Snoopers' Charter 'puts UK tech firms at risk'
A probe into the IT aspects of the Snoopers’ Charter has warned of “many unintended consequences” which could put the UK’s tech companies at a disadvantage.
The cost of complying with the charter (formally known as the Investigatory Powers Bill) as IT keeps evolving is among the biggest concerns, says the Commons Science and Technology Committee.
The committee wants the government to ‘fully meet’ the costs to firms of them having to put into place measures in the bill which, broadly, requires ISPs to store people’s internet records.
The government says the only additional costs to ‘Communications Service Providers’ will arise from them having to provide storage for the records - estimated to be £174million.
When presented with this figure, the “technical community” at firms due to be affected by the bill responded with “uncertainty” on whether the estimate covers “all the associated costs.”

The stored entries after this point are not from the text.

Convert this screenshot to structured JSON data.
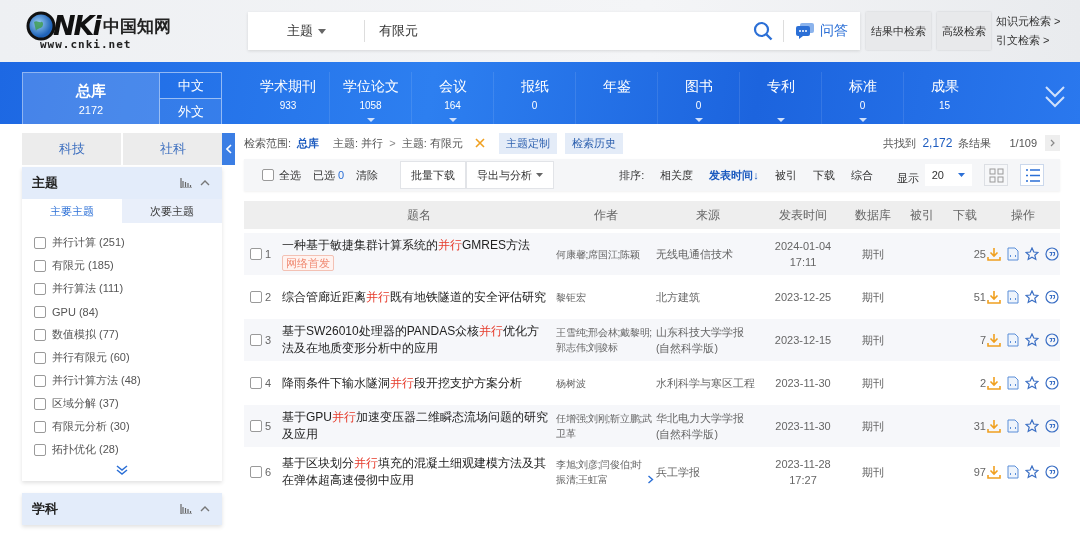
{
  "header": {
    "logo": {
      "letters": "NKi",
      "name": "中国知网",
      "url": "www.cnki.net"
    },
    "search_field": "主题",
    "query": "有限元",
    "qa_label": "问答",
    "buttons": [
      "结果中检索",
      "高级检索"
    ],
    "links": [
      "知识元检索 >",
      "引文检索 >"
    ]
  },
  "nav": {
    "library": {
      "label": "总库",
      "count": "2172",
      "selected": true
    },
    "languages": [
      {
        "label": "中文"
      },
      {
        "label": "外文"
      }
    ],
    "databases": [
      {
        "label": "学术期刊",
        "count": "933",
        "has_menu": false
      },
      {
        "label": "学位论文",
        "count": "1058",
        "has_menu": true
      },
      {
        "label": "会议",
        "count": "164",
        "has_menu": true
      },
      {
        "label": "报纸",
        "count": "0",
        "has_menu": false
      },
      {
        "label": "年鉴",
        "has_menu": false
      },
      {
        "label": "图书",
        "count": "0",
        "has_menu": true
      },
      {
        "label": "专利",
        "has_menu": true
      },
      {
        "label": "标准",
        "count": "0",
        "has_menu": true
      },
      {
        "label": "成果",
        "count": "15",
        "has_menu": false
      }
    ]
  },
  "sidebar": {
    "source_tabs": [
      {
        "label": "科技"
      },
      {
        "label": "社科"
      }
    ],
    "groups": [
      {
        "title": "主题",
        "subtabs": [
          {
            "label": "主要主题",
            "selected": true
          },
          {
            "label": "次要主题",
            "selected": false
          }
        ],
        "items": [
          {
            "label": "并行计算",
            "count": "(251)",
            "checked": false
          },
          {
            "label": "有限元",
            "count": "(185)",
            "checked": false
          },
          {
            "label": "并行算法",
            "count": "(111)",
            "checked": false
          },
          {
            "label": "GPU",
            "count": "(84)",
            "checked": false
          },
          {
            "label": "数值模拟",
            "count": "(77)",
            "checked": false
          },
          {
            "label": "并行有限元",
            "count": "(60)",
            "checked": false
          },
          {
            "label": "并行计算方法",
            "count": "(48)",
            "checked": false
          },
          {
            "label": "区域分解",
            "count": "(37)",
            "checked": false
          },
          {
            "label": "有限元分析",
            "count": "(30)",
            "checked": false
          },
          {
            "label": "拓扑优化",
            "count": "(28)",
            "checked": false
          }
        ]
      },
      {
        "title": "学科"
      }
    ]
  },
  "results": {
    "scope_label": "检索范围:",
    "scope": "总库",
    "crumbs": [
      "主题: 并行",
      "主题: 有限元"
    ],
    "crumb_separator": ">",
    "chips": [
      "主题定制",
      "检索历史"
    ],
    "found_label": "共找到",
    "total": "2,172",
    "total_suffix": "条结果",
    "page": "1/109",
    "select_all": {
      "label": "全选",
      "checked": false
    },
    "selected_label": "已选",
    "selected_count": "0",
    "clear_label": "清除",
    "buttons": [
      "批量下载"
    ],
    "export_label": "导出与分析",
    "sort_label": "排序:",
    "sorts": [
      {
        "label": "相关度",
        "selected": false
      },
      {
        "label": "发表时间↓",
        "selected": true
      },
      {
        "label": "被引",
        "selected": false
      },
      {
        "label": "下载",
        "selected": false
      },
      {
        "label": "综合",
        "selected": false
      }
    ],
    "page_size_label": "显示",
    "page_size": "20",
    "views": [
      {
        "kind": "grid",
        "selected": false
      },
      {
        "kind": "list",
        "selected": true
      }
    ],
    "columns": [
      "题名",
      "作者",
      "来源",
      "发表时间",
      "数据库",
      "被引",
      "下载",
      "操作"
    ],
    "rows": [
      {
        "number": "1",
        "checked": false,
        "title": [
          {
            "text": "一种基于敏捷集群计算系统的",
            "highlight": false
          },
          {
            "text": "并行",
            "highlight": true
          },
          {
            "text": "GMRES方法",
            "highlight": false
          }
        ],
        "badge": "网络首发",
        "authors": "何康馨;席国江;陈颖",
        "more_authors": false,
        "source": "无线电通信技术",
        "date": "2024-01-04",
        "time": "17:11",
        "database": "期刊",
        "downloads": "25"
      },
      {
        "number": "2",
        "checked": false,
        "title": [
          {
            "text": "综合管廊近距离",
            "highlight": false
          },
          {
            "text": "并行",
            "highlight": true
          },
          {
            "text": "既有地铁隧道的安全评估研究",
            "highlight": false
          }
        ],
        "authors": "黎钜宏",
        "more_authors": false,
        "source": "北方建筑",
        "date": "2023-12-25",
        "database": "期刊",
        "downloads": "51"
      },
      {
        "number": "3",
        "checked": false,
        "title": [
          {
            "text": "基于SW26010处理器的PANDAS众核",
            "highlight": false
          },
          {
            "text": "并行",
            "highlight": true
          },
          {
            "text": "优化方法及在地质变形分析中的应用",
            "highlight": false
          }
        ],
        "authors": "王雪纯;邢会林;戴黎明;郭志伟;刘骏标",
        "more_authors": false,
        "source": "山东科技大学学报(自然科学版)",
        "date": "2023-12-15",
        "database": "期刊",
        "downloads": "7"
      },
      {
        "number": "4",
        "checked": false,
        "title": [
          {
            "text": "降雨条件下输水隧洞",
            "highlight": false
          },
          {
            "text": "并行",
            "highlight": true
          },
          {
            "text": "段开挖支护方案分析",
            "highlight": false
          }
        ],
        "authors": "杨树波",
        "more_authors": false,
        "source": "水利科学与寒区工程",
        "date": "2023-11-30",
        "database": "期刊",
        "downloads": "2"
      },
      {
        "number": "5",
        "checked": false,
        "title": [
          {
            "text": "基于GPU",
            "highlight": false
          },
          {
            "text": "并行",
            "highlight": true
          },
          {
            "text": "加速变压器二维瞬态流场问题的研究及应用",
            "highlight": false
          }
        ],
        "authors": "任增强;刘刚;靳立鹏;武卫革",
        "more_authors": false,
        "source": "华北电力大学学报(自然科学版)",
        "date": "2023-11-30",
        "database": "期刊",
        "downloads": "31"
      },
      {
        "number": "6",
        "checked": false,
        "title": [
          {
            "text": "基于区块划分",
            "highlight": false
          },
          {
            "text": "并行",
            "highlight": true
          },
          {
            "text": "填充的混凝土细观建模方法及其在弹体超高速侵彻中应用",
            "highlight": false
          }
        ],
        "authors": "李旭;刘彦;闫俊伯;时振清;王虹富",
        "more_authors": true,
        "source": "兵工学报",
        "date": "2023-11-28",
        "time": "17:27",
        "database": "期刊",
        "downloads": "97"
      }
    ]
  }
}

BT questioned the basis on which the figure was drawn up; the ISPA suggested it was not enough to cover all ISPs and others said it depended if the Home Secretary would intervene.
But Theresa May seems “reluctant” to commit to fully compensating firms for costs the bill will impose, said the committee, despite ‘implementation-related’ costs being met to date.
She said: “The draft bill maintains the position that CSPs should receive an appropriate contribution in respect of their costs in complying with the legislation.”
Small ISPs told the committee that they’d want more than “an appropriate contribution” – which would be towards the costs of the bill’s obligations on both data and interception.
They fear they could face a retention notice which might “require ‘deep packet inspection’ to produce the ICR [Internet Connection Record], and which might have significant cost”.
Similarly, technologies designed to allow the categorisation of internet data so that only metadata can be extracted are, “extremely expensive”, ISP Exa Networks told the committee.
Nicola Blackwood MP, committee chair said: “We need our security services to be able to do their job…but as legislators we need to be careful not to inadvertently disadvantage the UK's rapidly growing tech sector.”
Pointing to the costs of adopting the legislation (a total of £247m according to the government or £2bn according to The Register), Ms Blackwood also said: “There are good grounds to believe that without further refinement [to the bill], there could be many unintended consequences for commerce”.
In its report, the committee concluded by telling the government that it is “essential” it becomes “more explicit about the obligations it will and will not be placing on industry as a result of this legislation.”